Principle 2: Capitalize on “learning moments”
Excerpts from Helping Neighborhood Groups and Leaders Grow Stronger by David M. Scheie.
There are two parts to this principle.
First, would-be assistance providers should stay in touch with the groups and leaders they would help. They should become knowledgeable and stay up-to-date about the group’s situation, its story, its culture and characters. They should establish themselves as friendly listeners, as people who take an interest without throwing their weight around. This means regular check-ins, the regular expression of friendly curiosity.
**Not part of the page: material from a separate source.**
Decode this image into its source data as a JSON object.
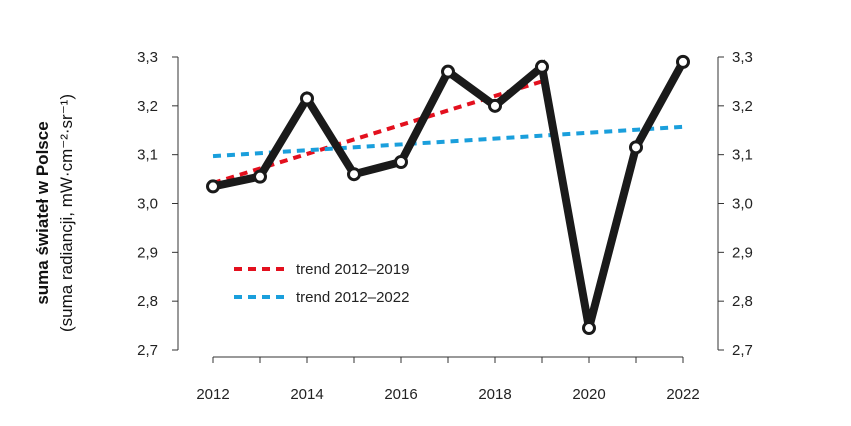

Staying in touch means the would-be helper is informed, with an accurate understanding of the group and its circumstances. And it means one is credible as a friend – not a know-it-all whose primary interest is in being able to prove his point or demonstrate his own intelligence, but someone whose heart is in the right place. This means that when one does offer advice or commentary, it is more likely to be taken in. Third, staying in touch means one is accessible, likely to be on hand when help is needed.
The second part of the principle is about timing. The key is to be responsive, and alert to “learning moments” – the developmental opportunities that arise in the course of a group doing its work and pursuing its agenda.
Help that comes at the right time is most efficient and has greatest impact. Typical moments of greatest learning – and problem solving – include (1) when a group faces a crisis, (b) when a group is stuck in pursuit of a goal, (c) when a group is getting started on a new project or campaign, and (d) when people are moving into new roles.
Change is not comfortable. Resistance to change is overcome when frustration with the current situation grows sufficiently intense, or the anticipated benefits of changing are sufficiently obvious. Recognizing when these triggering thresholds have been reached depends on understanding an organization’s current situation and enough of its history to recognize how the current situation is being perceived by group members.